One thing I will say about this thread is that it's helped me to think through the concepts.
Let's put aside audibility for a moment. Why would we do that? For one, there seems to be much more ready acceptance amongst members of this site that the pursuit of engineering excellence is worthwhile, even for it's own sake. Look at the fervour for ever better SINAD on dacs.
Also let's put aside our reservations about DRM and commercial motivation.
Would we not therefore give some credence to a system which, if proven, is measurably closer to perfect analog reconstruction?
From a pure theory perspective, there is an issue with shannon/nyquist sampling in that the sin(x)/x function requires an infinite extent in order to perfectly reconstruct the analog waveform. In practice this means truncating the time extent of the impulse filter. I'm quoting from "Modern Sampling: A Tutorial" by Jamie Angus (which was linked to by a member earlie) here, which I've attached again along with the Stuart paper for easy reference.
1. The filter no longer has an infinite rate of cut-off and thus needs a guard band between the upper frequency of the continuous signal and the lowest frequency of the first alias.
2. More subtly, because the impulse response is now finite in extent, it is impossible to realize a stop-band response of zero (-∞ dB of attenuation) over the whole frequency range of the stop band.
3. In fact, unless the stop band achieves infinite attenuation at infinite frequency, there will always be some alias components present even if the sampling frequency is increased to infinity.
4. The truncated sin(x)/x functions no longer add up to a constant value when the sampled continuous signal is constant. This means that there is some difference between the reconstructed signal and the original signal.

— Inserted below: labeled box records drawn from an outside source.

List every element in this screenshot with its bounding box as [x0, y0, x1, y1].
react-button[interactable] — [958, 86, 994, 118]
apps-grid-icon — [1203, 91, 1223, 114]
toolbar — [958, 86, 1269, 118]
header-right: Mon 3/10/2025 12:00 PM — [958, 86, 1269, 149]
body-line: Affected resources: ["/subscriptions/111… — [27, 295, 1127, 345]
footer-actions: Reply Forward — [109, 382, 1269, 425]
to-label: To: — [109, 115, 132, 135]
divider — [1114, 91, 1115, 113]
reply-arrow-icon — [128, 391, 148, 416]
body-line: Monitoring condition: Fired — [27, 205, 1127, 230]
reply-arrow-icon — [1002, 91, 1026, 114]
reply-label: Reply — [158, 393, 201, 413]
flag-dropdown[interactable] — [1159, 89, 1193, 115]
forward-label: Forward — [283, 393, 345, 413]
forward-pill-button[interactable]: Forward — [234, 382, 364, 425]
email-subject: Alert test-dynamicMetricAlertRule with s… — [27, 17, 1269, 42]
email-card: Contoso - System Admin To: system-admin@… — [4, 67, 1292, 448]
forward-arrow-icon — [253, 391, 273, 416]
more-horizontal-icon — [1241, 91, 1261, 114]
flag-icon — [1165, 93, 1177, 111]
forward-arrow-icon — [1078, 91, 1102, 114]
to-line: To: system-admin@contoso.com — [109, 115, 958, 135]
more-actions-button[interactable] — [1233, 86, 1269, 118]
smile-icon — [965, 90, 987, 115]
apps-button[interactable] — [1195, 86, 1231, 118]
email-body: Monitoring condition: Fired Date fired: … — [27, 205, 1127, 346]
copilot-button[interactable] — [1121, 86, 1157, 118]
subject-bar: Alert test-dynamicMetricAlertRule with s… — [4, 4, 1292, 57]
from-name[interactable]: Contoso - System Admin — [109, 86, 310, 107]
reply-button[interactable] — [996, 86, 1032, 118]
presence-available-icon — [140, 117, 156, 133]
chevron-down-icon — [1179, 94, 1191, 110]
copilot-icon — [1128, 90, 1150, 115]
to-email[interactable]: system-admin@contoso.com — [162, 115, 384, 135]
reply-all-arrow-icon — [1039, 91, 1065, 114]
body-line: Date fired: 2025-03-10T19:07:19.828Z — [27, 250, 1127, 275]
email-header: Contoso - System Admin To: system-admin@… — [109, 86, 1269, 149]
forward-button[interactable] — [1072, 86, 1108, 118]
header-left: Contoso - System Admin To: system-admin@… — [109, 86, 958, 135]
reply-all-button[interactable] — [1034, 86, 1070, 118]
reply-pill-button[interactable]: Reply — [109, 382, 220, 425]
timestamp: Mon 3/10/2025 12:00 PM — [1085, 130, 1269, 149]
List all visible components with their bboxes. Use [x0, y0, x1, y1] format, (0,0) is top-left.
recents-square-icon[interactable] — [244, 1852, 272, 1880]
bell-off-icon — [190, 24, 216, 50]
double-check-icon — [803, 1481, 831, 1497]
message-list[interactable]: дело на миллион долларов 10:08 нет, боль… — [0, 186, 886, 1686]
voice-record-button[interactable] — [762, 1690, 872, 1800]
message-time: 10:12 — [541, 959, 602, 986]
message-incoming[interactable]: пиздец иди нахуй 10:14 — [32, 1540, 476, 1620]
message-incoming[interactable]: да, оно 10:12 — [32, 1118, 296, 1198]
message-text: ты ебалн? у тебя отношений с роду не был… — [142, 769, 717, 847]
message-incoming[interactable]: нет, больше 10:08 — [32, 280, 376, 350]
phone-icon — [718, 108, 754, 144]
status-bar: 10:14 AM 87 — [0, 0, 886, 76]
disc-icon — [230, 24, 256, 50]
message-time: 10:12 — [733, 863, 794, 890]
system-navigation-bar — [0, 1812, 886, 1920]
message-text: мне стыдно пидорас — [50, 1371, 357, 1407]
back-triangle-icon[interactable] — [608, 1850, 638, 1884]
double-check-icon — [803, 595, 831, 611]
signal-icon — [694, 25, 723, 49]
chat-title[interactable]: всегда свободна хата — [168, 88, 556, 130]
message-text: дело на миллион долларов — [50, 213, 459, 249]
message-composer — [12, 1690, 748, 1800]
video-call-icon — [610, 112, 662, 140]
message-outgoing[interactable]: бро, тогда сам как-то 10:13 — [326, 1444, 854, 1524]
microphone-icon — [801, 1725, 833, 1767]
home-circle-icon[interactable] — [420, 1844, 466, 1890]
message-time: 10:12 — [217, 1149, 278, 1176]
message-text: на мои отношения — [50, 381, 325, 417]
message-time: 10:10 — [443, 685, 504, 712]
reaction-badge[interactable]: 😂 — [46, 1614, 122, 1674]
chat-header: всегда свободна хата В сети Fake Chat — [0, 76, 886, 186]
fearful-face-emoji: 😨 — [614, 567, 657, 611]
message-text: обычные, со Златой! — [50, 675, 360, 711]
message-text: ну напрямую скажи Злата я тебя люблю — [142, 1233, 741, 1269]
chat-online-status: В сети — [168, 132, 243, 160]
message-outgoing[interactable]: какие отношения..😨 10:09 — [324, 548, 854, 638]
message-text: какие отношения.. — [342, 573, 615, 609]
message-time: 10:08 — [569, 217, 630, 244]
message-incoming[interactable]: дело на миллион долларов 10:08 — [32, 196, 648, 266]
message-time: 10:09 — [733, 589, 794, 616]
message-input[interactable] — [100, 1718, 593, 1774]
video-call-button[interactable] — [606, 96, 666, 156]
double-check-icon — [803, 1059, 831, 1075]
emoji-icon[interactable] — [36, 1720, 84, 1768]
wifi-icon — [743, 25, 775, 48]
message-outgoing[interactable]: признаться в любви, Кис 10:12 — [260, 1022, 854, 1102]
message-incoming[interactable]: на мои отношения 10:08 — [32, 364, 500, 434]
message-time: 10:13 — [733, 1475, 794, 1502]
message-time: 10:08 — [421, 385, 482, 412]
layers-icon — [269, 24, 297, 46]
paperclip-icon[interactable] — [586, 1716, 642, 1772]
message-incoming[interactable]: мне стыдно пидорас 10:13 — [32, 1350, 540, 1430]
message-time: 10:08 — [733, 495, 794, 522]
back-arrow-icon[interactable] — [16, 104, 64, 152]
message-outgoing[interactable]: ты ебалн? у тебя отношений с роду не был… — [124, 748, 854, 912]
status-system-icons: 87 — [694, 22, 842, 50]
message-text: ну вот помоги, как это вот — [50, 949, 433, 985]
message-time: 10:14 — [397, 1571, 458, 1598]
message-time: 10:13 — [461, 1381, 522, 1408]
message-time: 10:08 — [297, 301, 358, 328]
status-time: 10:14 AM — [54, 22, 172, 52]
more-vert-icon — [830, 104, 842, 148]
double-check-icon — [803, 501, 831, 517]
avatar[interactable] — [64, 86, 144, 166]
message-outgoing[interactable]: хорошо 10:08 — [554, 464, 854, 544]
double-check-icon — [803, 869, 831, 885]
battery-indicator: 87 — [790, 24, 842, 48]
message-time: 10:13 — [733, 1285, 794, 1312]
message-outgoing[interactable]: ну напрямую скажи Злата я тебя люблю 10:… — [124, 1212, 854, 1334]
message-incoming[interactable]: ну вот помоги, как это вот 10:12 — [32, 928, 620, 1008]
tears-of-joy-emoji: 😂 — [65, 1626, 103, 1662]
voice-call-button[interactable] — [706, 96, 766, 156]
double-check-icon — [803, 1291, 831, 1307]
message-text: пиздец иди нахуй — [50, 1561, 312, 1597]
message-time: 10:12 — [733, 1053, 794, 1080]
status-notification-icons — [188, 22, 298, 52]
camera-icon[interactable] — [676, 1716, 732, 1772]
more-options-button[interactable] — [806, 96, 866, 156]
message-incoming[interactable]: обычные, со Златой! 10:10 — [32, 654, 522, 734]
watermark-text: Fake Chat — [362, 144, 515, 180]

5. The truncated sin(x)/x functions are no longer orthogonal for a time shift equal to multiples of a sample period. This means that the samples are no longer projected properly onto a sampleable space and therefore the samples will have leakage into each other (alias distortion), even if the continuous signal was white noise.
One possible way to overcome this issue is to use a bi-orthogonal approach using β-splines, which can allow for an exponential fall off in impulse response rather than a linear one. By bi-orthogonal the authors mean the effects of the ADC filter being reversed at output with the DAC filter.
This seems to be part of what MQA attempt to do. Now, it seems to me, putting aside the considerations relating to DRM, commercial motive, and audibility, that there is nothing inherently wrong with seeking to pursue a greater degree of engineering excellence in sampling. Especially if we have the means to do so.